Tuesday, 9 July 2013

Mad Men

Mad Men is a strange case of a television programme.  When I was first told about it and read reviews I was sure that this was not a television programme for me.  After all, I'm the guy who grew up on a diet of ST:TNG and Red Dwarf, I'm a 1990s X-Files fanboy who enjoys debating the existential nature of Mulder's sister, which Star Trek captain was best and how Buffy the Vampire Slayer should has finished at the end of Season 5. There's literally no reason why a drama series set in a Manhattan advertising agency in the 1960s should appeal to me in any way whatsoever.

Well, it does.  And it's great.  Perhaps because of great storytelling and brilliantly observed characters?  Perhaps it's the way that Mad Men takes us on a journey through some of the biggest social and political upheavals of modern times?  Perhaps because it does this without ever forcing politics on its audience, instead dropping hints and clues through the actions and dialogue of those on screen?  Perhaps it's all these things.  We see people living through momentous events in world history such as the Cuban missile crisis or the assassination of JFK, and though these events are important, the grind of daily life continued much as did at any point in history.

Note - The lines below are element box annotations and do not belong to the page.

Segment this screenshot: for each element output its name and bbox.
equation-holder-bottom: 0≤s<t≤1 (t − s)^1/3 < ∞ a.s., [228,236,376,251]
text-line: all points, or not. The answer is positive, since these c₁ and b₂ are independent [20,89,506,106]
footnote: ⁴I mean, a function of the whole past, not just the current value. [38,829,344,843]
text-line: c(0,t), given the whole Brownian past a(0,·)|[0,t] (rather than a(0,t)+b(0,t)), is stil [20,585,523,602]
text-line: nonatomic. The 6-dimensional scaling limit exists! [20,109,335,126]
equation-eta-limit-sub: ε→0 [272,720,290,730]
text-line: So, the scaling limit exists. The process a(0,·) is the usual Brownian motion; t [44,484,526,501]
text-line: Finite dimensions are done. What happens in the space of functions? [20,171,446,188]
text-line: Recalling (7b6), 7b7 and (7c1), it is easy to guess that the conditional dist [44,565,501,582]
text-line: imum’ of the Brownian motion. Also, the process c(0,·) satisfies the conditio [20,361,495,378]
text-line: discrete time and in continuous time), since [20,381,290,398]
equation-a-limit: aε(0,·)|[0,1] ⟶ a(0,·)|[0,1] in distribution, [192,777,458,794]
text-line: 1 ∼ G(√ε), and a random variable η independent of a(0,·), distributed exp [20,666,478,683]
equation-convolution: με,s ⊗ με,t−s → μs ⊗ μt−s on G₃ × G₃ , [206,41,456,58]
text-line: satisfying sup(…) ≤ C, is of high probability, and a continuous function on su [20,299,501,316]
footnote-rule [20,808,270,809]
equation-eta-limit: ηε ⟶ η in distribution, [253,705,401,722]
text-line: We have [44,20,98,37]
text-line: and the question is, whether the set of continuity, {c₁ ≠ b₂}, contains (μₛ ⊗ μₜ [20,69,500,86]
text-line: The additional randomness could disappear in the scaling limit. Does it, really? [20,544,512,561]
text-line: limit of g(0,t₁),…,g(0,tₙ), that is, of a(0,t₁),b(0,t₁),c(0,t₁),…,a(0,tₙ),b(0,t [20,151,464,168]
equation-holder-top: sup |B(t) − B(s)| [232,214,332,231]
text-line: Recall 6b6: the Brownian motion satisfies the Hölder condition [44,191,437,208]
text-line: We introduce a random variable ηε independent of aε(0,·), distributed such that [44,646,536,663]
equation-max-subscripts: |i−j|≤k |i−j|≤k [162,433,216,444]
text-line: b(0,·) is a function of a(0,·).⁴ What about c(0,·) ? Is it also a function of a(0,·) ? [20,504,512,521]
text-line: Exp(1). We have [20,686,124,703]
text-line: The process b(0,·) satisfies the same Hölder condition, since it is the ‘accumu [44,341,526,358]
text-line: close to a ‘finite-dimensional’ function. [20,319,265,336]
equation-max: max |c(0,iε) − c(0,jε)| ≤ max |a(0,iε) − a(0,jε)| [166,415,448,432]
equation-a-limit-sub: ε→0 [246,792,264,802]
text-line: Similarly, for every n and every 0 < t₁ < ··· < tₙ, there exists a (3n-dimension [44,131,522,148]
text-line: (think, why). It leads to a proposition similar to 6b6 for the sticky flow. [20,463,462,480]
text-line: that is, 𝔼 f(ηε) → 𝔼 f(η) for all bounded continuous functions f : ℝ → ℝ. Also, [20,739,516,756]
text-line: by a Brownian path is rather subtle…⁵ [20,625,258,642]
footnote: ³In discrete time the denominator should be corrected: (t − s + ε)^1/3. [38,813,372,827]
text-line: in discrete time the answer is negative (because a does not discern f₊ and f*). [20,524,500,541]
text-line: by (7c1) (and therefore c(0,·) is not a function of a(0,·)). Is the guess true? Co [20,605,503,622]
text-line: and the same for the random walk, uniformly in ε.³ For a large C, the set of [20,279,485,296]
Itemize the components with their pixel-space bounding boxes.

There's a lot in Mad Men for people who want to find it, lots more than just a drama about the life and times of an attractive womaniser in 1960s Manhattan.  It's a drama series that recognises that the lives of people, you know - the stuff we all do day in and day out, are the fundamental building blocks of an interesting story.  Just some of the many themes in Mad Men include sexual equality in the workplace, sexual liberation, changing attitudes towards traditional minority groups, the usurping of an older more conservative generation by a new more liberal one, the advent of mass consumerism... I could go on.

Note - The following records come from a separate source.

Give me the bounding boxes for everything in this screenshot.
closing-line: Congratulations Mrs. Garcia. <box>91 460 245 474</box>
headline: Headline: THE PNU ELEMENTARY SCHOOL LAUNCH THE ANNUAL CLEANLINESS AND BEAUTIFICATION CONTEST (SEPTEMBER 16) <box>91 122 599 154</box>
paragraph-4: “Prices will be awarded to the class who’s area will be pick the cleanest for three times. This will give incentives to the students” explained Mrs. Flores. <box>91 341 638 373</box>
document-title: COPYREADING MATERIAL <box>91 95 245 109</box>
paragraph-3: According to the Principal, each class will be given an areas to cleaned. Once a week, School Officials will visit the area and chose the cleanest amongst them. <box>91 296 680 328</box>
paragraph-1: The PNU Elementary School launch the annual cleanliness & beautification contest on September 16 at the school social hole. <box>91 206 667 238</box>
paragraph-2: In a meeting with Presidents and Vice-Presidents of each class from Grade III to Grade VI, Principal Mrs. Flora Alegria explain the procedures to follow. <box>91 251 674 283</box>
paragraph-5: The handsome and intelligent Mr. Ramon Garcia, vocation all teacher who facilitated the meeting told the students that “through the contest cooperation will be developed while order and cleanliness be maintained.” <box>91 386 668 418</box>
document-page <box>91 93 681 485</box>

All of it would be a bit boring though without some outstanding characters and people to play them.  The series' main character is ostensibly Don Draper (played by John Hamm), an impossibly well-dressed advertising executive in his late-30s who's mere presence in the room is enough to melt the heart of all but the most hardened of 1960s Manhattan socialites.  He is an incredibly complex character with a hidden past who is idolised by all around him - quite literally all men want to be him, all women want to be with him.  For me though the series is really about women, the liberalisation of sex in society in the 1960s and the generation of the first cracks in the corporate glass ceiling.  In this sense, one could argue that the series' main character is really Peggy Olsen (played by Elizabeth Moss - who was president Bartlet's daughter in The West Wing).  Olsen starts out in the advertising firm as a humble secretary, but as the series pan out she changes considerably as she tries more and more to be like Draper.  She is baffled, angered and entranced in equal measures by the world around her, spending half her time trying to fit into this man's world and the other half raging against the conservatism still inherent in it.

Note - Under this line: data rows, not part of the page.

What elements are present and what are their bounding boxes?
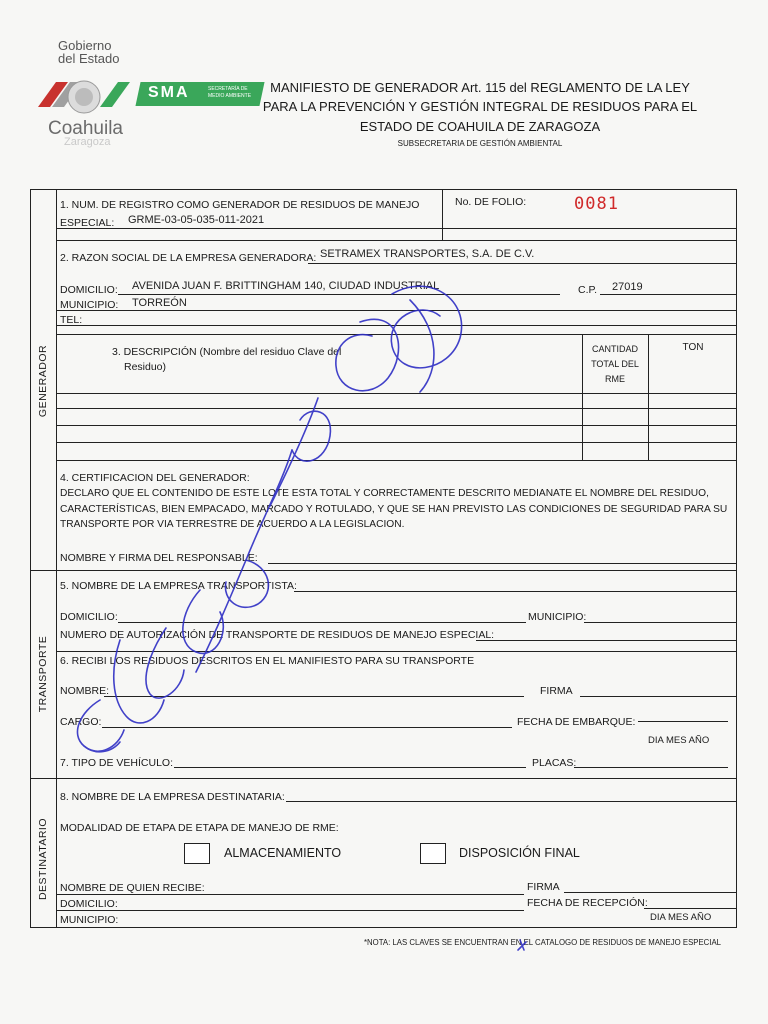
responsable-underline [268,563,737,564]
row-line [56,651,737,652]
certificacion-text-3: TRANSPORTE POR VIA TERRESTRE DE ACUERDO A LA LEGISLACION. [60,519,405,530]
disposicion-final-label: DISPOSICIÓN FINAL [459,846,580,860]
fecha-embarque-underline [638,721,728,722]
fecha-embarque-label: FECHA DE EMBARQUE: [517,716,636,728]
label-column-divider [56,189,57,928]
header-subtitle: SUBSECRETARIA DE GESTIÓN AMBIENTAL [397,139,563,148]
zaragoza-text: Zaragoza [64,136,111,148]
cargo-underline [102,727,512,728]
cantidad-header-line-2: TOTAL DEL [591,359,639,369]
folio-value: 0081 [574,194,619,214]
chofer-nombre-label: NOMBRE: [60,685,110,697]
registro-label: 1. NUM. DE REGISTRO COMO GENERADOR DE RESIDUOS DE MANEJO [60,199,420,211]
transportista-label: 5. NOMBRE DE LA EMPRESA TRANSPORTISTA: [60,580,297,592]
folio-divider [442,189,443,241]
row-line [56,325,737,326]
sma-label: SMA [148,84,190,101]
transporte-municipio-label: MUNICIPIO: [528,611,587,623]
sma-subtitle: SECRETARÍA DE MEDIO AMBIENTE [208,86,252,99]
almacenamiento-label: ALMACENAMIENTO [224,846,342,860]
destino-firma-label: FIRMA [527,881,560,893]
quien-recibe-label: NOMBRE DE QUIEN RECIBE: [60,882,205,894]
tipo-vehiculo-label: 7. TIPO DE VEHÍCULO: [60,757,174,769]
destino-municipio-label: MUNICIPIO: [60,914,119,926]
table-row-line [56,408,737,409]
coat-of-arms-icon [38,72,138,122]
cp-label: C.P. [578,284,598,296]
destino-firma-underline [564,892,737,893]
row-line [56,334,737,335]
transportista-underline [294,591,737,592]
coahuila-text: Coahuila [48,118,123,139]
transporte-municipio-underline [584,622,737,623]
section-label-destinatario: DESTINATARIO [37,817,49,901]
placas-label: PLACAS: [532,757,577,769]
recepcion-dia-mes-ano: DIA MES AÑO [650,912,712,923]
destinataria-label: 8. NOMBRE DE LA EMPRESA DESTINATARIA: [60,791,285,803]
transporte-domicilio-label: DOMICILIO: [60,611,118,623]
registro-especial-label: ESPECIAL: [60,217,115,229]
destinataria-underline [286,801,737,802]
transporte-domicilio-underline [118,622,526,623]
municipio-value[interactable]: TORREÓN [132,297,187,309]
section-label-generador: GENERADOR [37,344,49,418]
header-line-3: ESTADO DE COAHUILA DE ZARAGOZA [359,119,601,134]
section-divider-1 [30,570,737,571]
razon-social-label: 2. RAZON SOCIAL DE LA EMPRESA GENERADORA: [60,252,317,264]
disposicion-final-checkbox[interactable] [420,843,446,864]
row-line [56,310,737,311]
certificacion-title: 4. CERTIFICACION DEL GENERADOR: [60,472,250,484]
domicilio-underline [118,294,560,295]
certificacion-text-2: CARACTERÍSTICAS, BIEN EMPACADO, MARCADO Y ROTULADO, Y QUE SE HAN PREVISTO LAS CONDICIONES DE SEGURIDAD PARA SU [60,504,728,515]
domicilio-label: DOMICILIO: [60,284,118,296]
responsable-label: NOMBRE Y FIRMA DEL RESPONSABLE: [60,552,258,564]
autorizacion-label: NUMERO DE AUTORIZACIÓN DE TRANSPORTE DE RESIDUOS DE MANEJO ESPECIAL: [60,629,495,641]
folio-label: No. DE FOLIO: [455,196,527,208]
tel-label: TEL: [60,314,83,326]
fecha-recepcion-label: FECHA DE RECEPCIÓN: [527,897,648,909]
chofer-firma-label: FIRMA [540,685,573,697]
autorizacion-underline [476,640,737,641]
municipio-label: MUNICIPIO: [60,299,119,311]
row-line [56,228,737,229]
chofer-firma-underline [580,696,737,697]
tipo-vehiculo-underline [174,767,526,768]
del-estado-text: del Estado [58,51,120,66]
cp-underline [600,294,737,295]
certificacion-text-1: DECLARO QUE EL CONTENIDO DE ESTE LOTE ESTA TOTAL Y CORRECTAMENTE DESCRITO MEDIANATE EL NOMBRE DEL RESIDUO, [60,488,709,499]
modalidad-label: MODALIDAD DE ETAPA DE ETAPA DE MANEJO DE RME: [60,822,339,834]
placas-underline [574,767,728,768]
cantidad-header-line-1: CANTIDAD [591,344,638,354]
domicilio-value[interactable]: AVENIDA JUAN F. BRITTINGHAM 140, CIUDAD INDUSTRIAL [132,280,440,292]
fecha-recepcion-underline [644,908,737,909]
recibi-label: 6. RECIBI LOS RESIDUOS DESCRITOS EN EL MANIFIESTO PARA SU TRANSPORTE [60,655,475,667]
chofer-nombre-underline [104,696,524,697]
table-row-line [56,442,737,443]
row-line [56,240,737,241]
ton-header: TON [682,342,704,353]
cp-value[interactable]: 27019 [612,281,643,293]
destino-domicilio-label: DOMICILIO: [60,898,118,910]
quien-recibe-underline [56,894,524,895]
gobierno-text: Gobierno [58,38,112,53]
embarque-dia-mes-ano: DIA MES AÑO [648,735,710,746]
razon-social-value[interactable]: SETRAMEX TRANSPORTES, S.A. DE C.V. [320,248,535,260]
descripcion-label: 3. DESCRIPCIÓN (Nombre del residuo Clave del [112,346,342,358]
section-divider-2 [30,778,737,779]
cantidad-header-line-3: RME [605,374,625,384]
almacenamiento-checkbox[interactable] [184,843,210,864]
table-row-line [56,393,737,394]
nota-footer: *NOTA: LAS CLAVES SE ENCUENTRAN EN EL CATALOGO DE RESIDUOS DE MANEJO ESPECIAL [364,938,722,947]
destino-domicilio-underline [56,910,524,911]
header-line-1: MANIFIESTO DE GENERADOR Art. 115 del REGLAMENTO DE LA LEY [270,80,690,95]
cargo-label: CARGO: [60,716,102,728]
razon-social-underline [308,263,737,264]
cantidad-header [583,342,647,387]
registro-value[interactable]: GRME-03-05-035-011-2021 [128,214,265,226]
descripcion-label-2: Residuo) [124,361,167,373]
table-row-line [56,425,737,426]
section-label-transporte: TRANSPORTE [37,635,49,713]
header-line-2: PARA LA PREVENCIÓN Y GESTIÓN INTEGRAL DE RESIDUOS PARA EL [262,99,698,114]
table-row-line [56,460,737,461]
government-logo [36,38,266,148]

Mostly Mad Men is an excellently observed character drama that's about a society that once was and has now passed - but it was only 50 years ago.  It's an amazing television show that shows once again how Hollywood's best writers all work in TV these days.  Yes - people really did used to drink copious quantities of hard liquor in business meetings and take their clients to brothels.  Only 50 years ago!

And if you're wondering, the best captain in Star Trek was clearly Picard.